A fairly simple question that is not so simple if you look deeper into the subject. Firstly, don’t take the term ”bumper to bumper warranty” literally – it has no connection with car crashes. The name of this warranty implies that the entire vehicle is covered from one end to the other (i.e. from the front bumper to the rear bumper). But here is the tricky part – it is not all-inclusive.

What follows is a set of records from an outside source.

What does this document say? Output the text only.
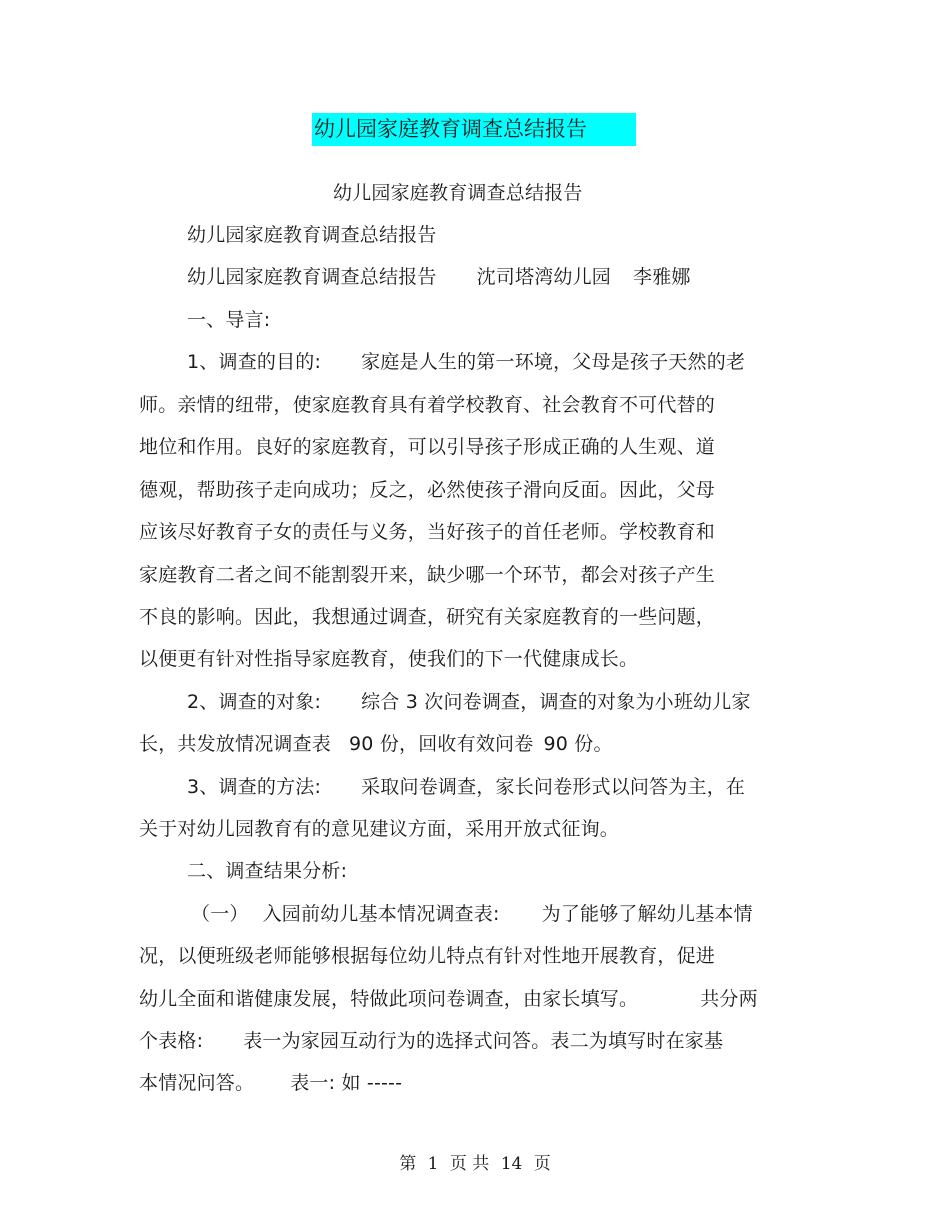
幼儿园家庭教育调查总结报告
幼儿园家庭教育调查总结报告
幼儿园家庭教育调查总结报告
幼儿园家庭教育调查总结报告 沈司塔湾幼儿园 李雅娜
一、导言:
1、调查的目的: 家庭是人生的第一环境，父母是孩子天然的老
师。亲情的纽带，使家庭教育具有着学校教育、社会教育不可代替的
地位和作用。良好的家庭教育，可以引导孩子形成正确的人生观、道
德观，帮助孩子走向成功；反之，必然使孩子滑向反面。因此，父母
应该尽好教育子女的责任与义务，当好孩子的首任老师。学校教育和
家庭教育二者之间不能割裂开来，缺少哪一个环节，都会对孩子产生
不良的影响。因此，我想通过调查，研究有关家庭教育的一些问题，
以便更有针对性指导家庭教育，使我们的下一代健康成长。
2、调查的对象: 综合 3 次问卷调查，调查的对象为小班幼儿家
长，共发放情况调查表 90 份，回收有效问卷 90 份。
3、调查的方法: 采取问卷调查，家长问卷形式以问答为主，在
关于对幼儿园教育有的意见建议方面，采用开放式征询。
二、调查结果分析:
（一） 入园前幼儿基本情况调查表: 为了能够了解幼儿基本情
况，以便班级老师能够根据每位幼儿特点有针对性地开展教育，促进
幼儿全面和谐健康发展，特做此项问卷调查，由家长填写。	共分两
个表格: 表一为家园互动行为的选择式问答。表二为填写时在家基
本情况问答。 表一: 如 -----
第 1 页 共 14 页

Because this warranty is put in place to protect your vehicle if anything went wrong during the manufacturing process, some basic items, such as wiper blades, oil changes, tires, air and fuel filters, brake lining, light bulbs, and even parts of the bumper itself are typically excluded. Owners must pay for the replacement of these items out of their own pockets. The good news is that these things are relatively inexpensive. Generally, dealerships and automakers also count glass parts like windows and windshields in this category – a crack caused by a rock isn’t a manufacturing defect and won’t be covered. The paint finish and body panels also aren’t covered under the bumper to bumper warranty, although many manufacturers offer a limited warranty against excessive body corrosion in case there are flaws in the metal or finish.
Always Check the Terms of Bumper to Bumper Warranty
Keep in mind that bumper to bumper warranties vary, and the coverage changes from manufacturer to manufacturer, model to model and year to year. There is no worldwide standard in this question. You might find that deal you read about online is different for the car you are test driving at the dealership. If a good warranty coverage is one of your main criteria for the new car, check the fine print carefully – the paperwork will spell out exactly what you’re entitled to when something goes wrong, what are your limits and exclusions, so keep all your documents handy. Some luxury automakers include regular service, like tune-ups, fluid changes, and tire rotations, as part of their bumper to bumper warranty (although some of them offer these or similar benefits under various program names – for example, BMW has BMW ULTIMATE SERVICE®, while Lexus offers Complimentary Maintenance).
Generally, bumper to bumper warranty has a year/mileage limitation format. Terms such as three years/36,000 miles and five years/60,000 miles are common. The warranty expires as soon as the odometer rolls over the mileage threshold or the time limit is reached. However, this twofold arrangement can work against the buyer since the warranty expires when either condition comes first. A one-year-old vehicle would no longer be covered under warranty once the 36,000th mile is reached. Conversely, a five-year-old vehicle with only 20,000 miles would no longer be covered either. After the bumper to bumper warranty expires, extended warranties kick in, if you arrange one of those, of course. They will provide a longer term of coverage but usually costs quite a bit more. Some experts suggest this may not be a wise investment compared to other insurance options, but others say an extended warranty on expensive systems such as the drivetrain does make economic sense.
It is highly recommended to study the terms of any warranty carefully so there are fewer misunderstandings if repairs become necessary in the future.